- O PSOL ajuizou, em 2019, Ação Direta de Inconstitucionalidade por Omissão (ADO) no STF para questionar a falta de regulamentação do imposto sobre grandes fortunas (IGF), conforme o artigo 153, inciso VII da Constituição; o STF retomou o julgamento da ADO 55.
- O relator inicial, ministro Marco Aurélio Mello, votou pela omissão em 2021; a análise voltou à pauta sob o ministro Edson Fachin; Senado e Câmara defendem autonomia legislativa, citando que existem projetos sobre o IGF que ainda não foram aprovados.
- Analistas alertam sobre riscos institucionais de uso político do Judiciário; a advogada Fernanda Terra ressalta ativismo judicial que pode tensionar a relação entre os Poderes; a Procuradoria-Geral da República já se manifestou contra a obrigatoriedade de criação do tributo.

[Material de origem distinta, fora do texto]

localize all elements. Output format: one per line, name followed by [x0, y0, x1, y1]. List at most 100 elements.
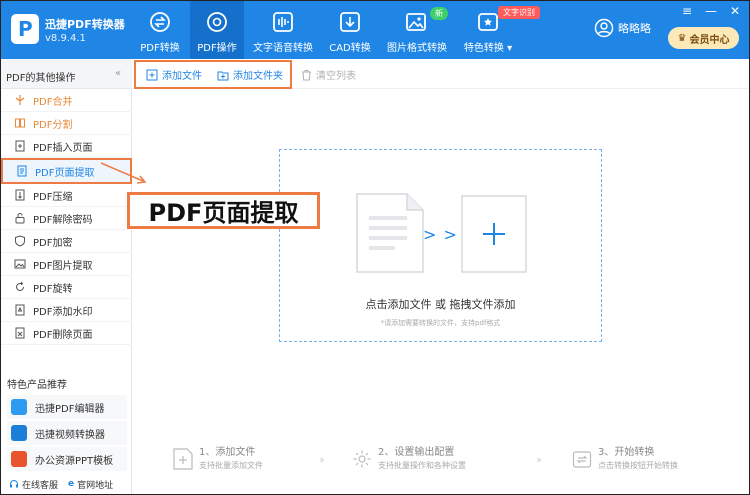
online-service-link[interactable]: 在线客服: [9, 478, 58, 491]
website-label: 官网地址: [77, 480, 114, 491]
pdf-operate-icon: [207, 12, 227, 32]
menu-icon[interactable]: ≡: [679, 4, 695, 18]
sidebar-item-encrypt[interactable]: PDF加密: [1, 230, 132, 253]
sidebar-item-label: PDF合并: [33, 96, 73, 108]
user-avatar-icon: [594, 18, 614, 38]
extract-page-icon: [17, 165, 27, 177]
recommend-label: 迅捷PDF编辑器: [35, 403, 105, 415]
sidebar-item-rotate[interactable]: PDF旋转: [1, 276, 132, 299]
convert-start-icon: [572, 451, 592, 468]
app-version: v8.9.4.1: [45, 33, 86, 44]
website-link[interactable]: e 官网地址: [68, 478, 113, 491]
sidebar-item-insert-page[interactable]: PDF插入页面: [1, 135, 132, 158]
step-settings: 2、设置输出配置 支持批量操作和各种设置: [352, 446, 466, 472]
unlock-icon: [15, 213, 25, 224]
audio-icon: [273, 12, 293, 32]
step-file-icon: [173, 448, 193, 470]
step-title: 2、设置输出配置: [378, 447, 455, 458]
cad-icon: [340, 12, 360, 32]
app-window: P 迅捷PDF转换器 v8.9.4.1 PDF转换 PDF操作 文字语音转换 C…: [0, 0, 750, 495]
add-folder-icon: [217, 71, 229, 80]
convert-icon: [150, 12, 170, 32]
add-file-button[interactable]: 添加文件: [146, 67, 202, 82]
drop-zone-title: 点击添加文件 或 拖拽文件添加: [365, 298, 516, 311]
sidebar-item-label: PDF图片提取: [33, 260, 93, 272]
nav-pdf-operate[interactable]: PDF操作: [190, 1, 244, 59]
add-folder-button[interactable]: 添加文件夹: [217, 67, 283, 82]
ppt-template-logo-icon: [11, 451, 27, 467]
chevron-down-icon: ▾: [507, 43, 513, 54]
sidebar-item-watermark[interactable]: PDF添加水印: [1, 299, 132, 322]
callout-label: PDF页面提取: [127, 192, 320, 229]
sidebar-item-delete-page[interactable]: PDF删除页面: [1, 322, 132, 345]
new-badge: 新: [430, 7, 448, 20]
sidebar-header[interactable]: PDF的其他操作 «: [1, 59, 132, 89]
user-account[interactable]: 略略略: [594, 18, 651, 38]
gear-icon: [353, 450, 371, 468]
video-converter-logo-icon: [11, 425, 27, 441]
sidebar-item-image-extract[interactable]: PDF图片提取: [1, 253, 132, 276]
add-file-icon: [146, 69, 158, 80]
file-drop-zone[interactable]: > > > 点击添加文件 或 拖拽文件添加 *请添加需要转换的文件，支持pdf格…: [279, 149, 602, 342]
clear-list-button[interactable]: 清空列表: [301, 67, 356, 82]
sidebar-item-label: PDF删除页面: [33, 329, 93, 341]
close-icon[interactable]: ✕: [727, 4, 743, 18]
sidebar-item-label: PDF添加水印: [33, 306, 93, 318]
ie-icon: e: [68, 479, 75, 489]
nav-label: 文字语音转换: [253, 43, 313, 54]
step-title: 3、开始转换: [598, 447, 655, 458]
recommend-video-converter[interactable]: 迅捷视频转换器: [7, 421, 127, 445]
chevrons-left-icon[interactable]: «: [115, 68, 121, 79]
nav-label: 图片格式转换: [387, 43, 447, 54]
step-desc: 点击转换按钮开始转换: [598, 461, 678, 470]
sidebar-item-merge[interactable]: PDF合并: [1, 89, 132, 112]
recommend-ppt-template[interactable]: 办公资源PPT模板: [7, 447, 127, 471]
compress-icon: [15, 189, 25, 201]
app-name: 迅捷PDF转换器: [45, 18, 125, 31]
special-icon: [478, 13, 498, 31]
sidebar-footer: 在线客服 e 官网地址: [1, 474, 132, 494]
step-title: 1、添加文件: [199, 447, 256, 458]
minimize-icon[interactable]: —: [703, 4, 719, 18]
vip-center-button[interactable]: ♛ 会员中心: [668, 27, 739, 49]
sidebar-item-label: PDF解除密码: [33, 214, 93, 226]
nav-label: PDF转换: [140, 43, 180, 54]
ocr-badge: 文字识别: [498, 6, 540, 19]
user-name: 略略略: [618, 22, 651, 35]
add-document-icon[interactable]: [461, 195, 527, 273]
step-arrow-icon: ›››: [319, 455, 325, 466]
nav-pdf-convert[interactable]: PDF转换: [138, 1, 182, 59]
add-file-label: 添加文件: [162, 71, 202, 82]
sidebar-item-label: PDF旋转: [33, 283, 73, 295]
online-service-label: 在线客服: [22, 480, 59, 491]
sidebar-header-title: PDF的其他操作: [6, 73, 76, 84]
headset-icon: [10, 480, 18, 488]
nav-text-speech[interactable]: 文字语音转换: [253, 1, 313, 59]
insert-page-icon: [15, 140, 25, 152]
step-start-convert: 3、开始转换 点击转换按钮开始转换: [572, 446, 678, 472]
recommend-pdf-editor[interactable]: 迅捷PDF编辑器: [7, 395, 127, 419]
encrypt-icon: [15, 235, 25, 247]
callout-arrow: [100, 162, 147, 184]
sidebar-item-unlock[interactable]: PDF解除密码: [1, 207, 132, 230]
vip-label: 会员中心: [689, 34, 730, 46]
sidebar-item-label: PDF加密: [33, 237, 73, 249]
app-logo-icon: P: [11, 14, 39, 44]
file-toolbar: 添加文件 添加文件夹 清空列表: [133, 59, 749, 89]
sidebar-item-split[interactable]: PDF分割: [1, 112, 132, 135]
sidebar-item-label: PDF插入页面: [33, 142, 93, 154]
clear-list-label: 清空列表: [316, 71, 356, 82]
nav-cad-convert[interactable]: CAD转换: [329, 1, 371, 59]
pdf-editor-logo-icon: [11, 399, 27, 415]
split-icon: [15, 118, 25, 128]
sidebar-item-label: PDF压缩: [33, 191, 73, 203]
nav-label-text: 特色转换: [463, 43, 504, 54]
sidebar: PDF的其他操作 « PDF合并 PDF分割 PDF插入页面 PDF页面提取 P…: [1, 59, 132, 494]
delete-page-icon: [15, 327, 25, 339]
drop-zone-hint: *请添加需要转换的文件，支持pdf格式: [380, 319, 501, 327]
nav-label: 特色转换 ▾: [461, 39, 515, 54]
merge-icon: [15, 95, 25, 105]
recommend-title: 特色产品推荐: [7, 380, 67, 391]
nav-label: CAD转换: [329, 43, 371, 54]
sidebar-item-label: PDF页面提取: [35, 167, 95, 179]
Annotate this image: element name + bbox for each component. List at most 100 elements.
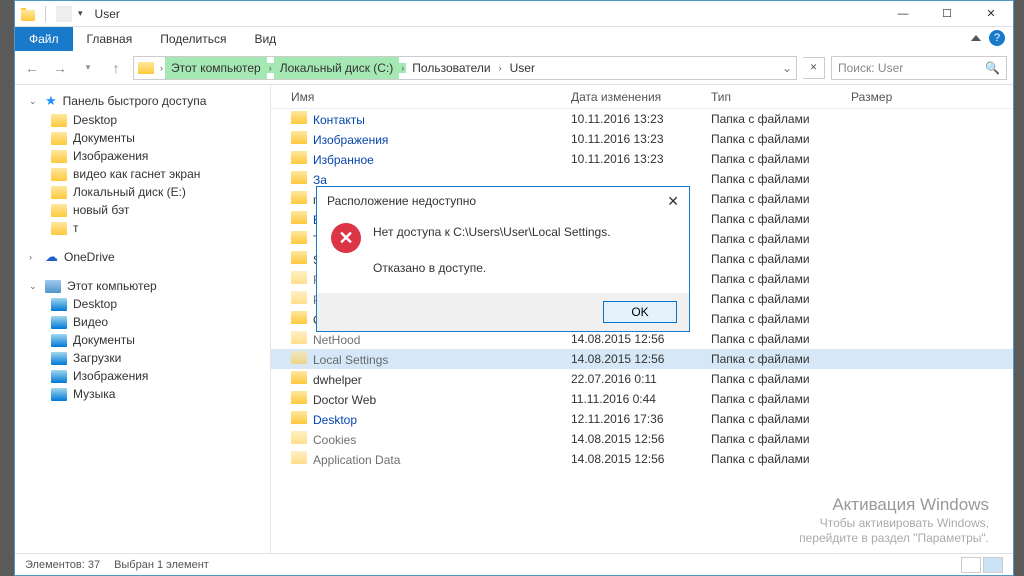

- A discussão envolve justiça fiscal e desigualdade: defensores veem o IGF como instrumento para reduzir disparidades; críticos destacam a complexidade e possível evasão por parte de indivíduos com alto poder aquisitivo.
- O debate não é novo: em 2015 houve ação similar proposta pelo então governador Flávio Dino; o julgamento atual pode definir o futuro do imposto e suas implicações para arrecadação e justiça social, sem garantia de aprovação do tributo pelo Congresso.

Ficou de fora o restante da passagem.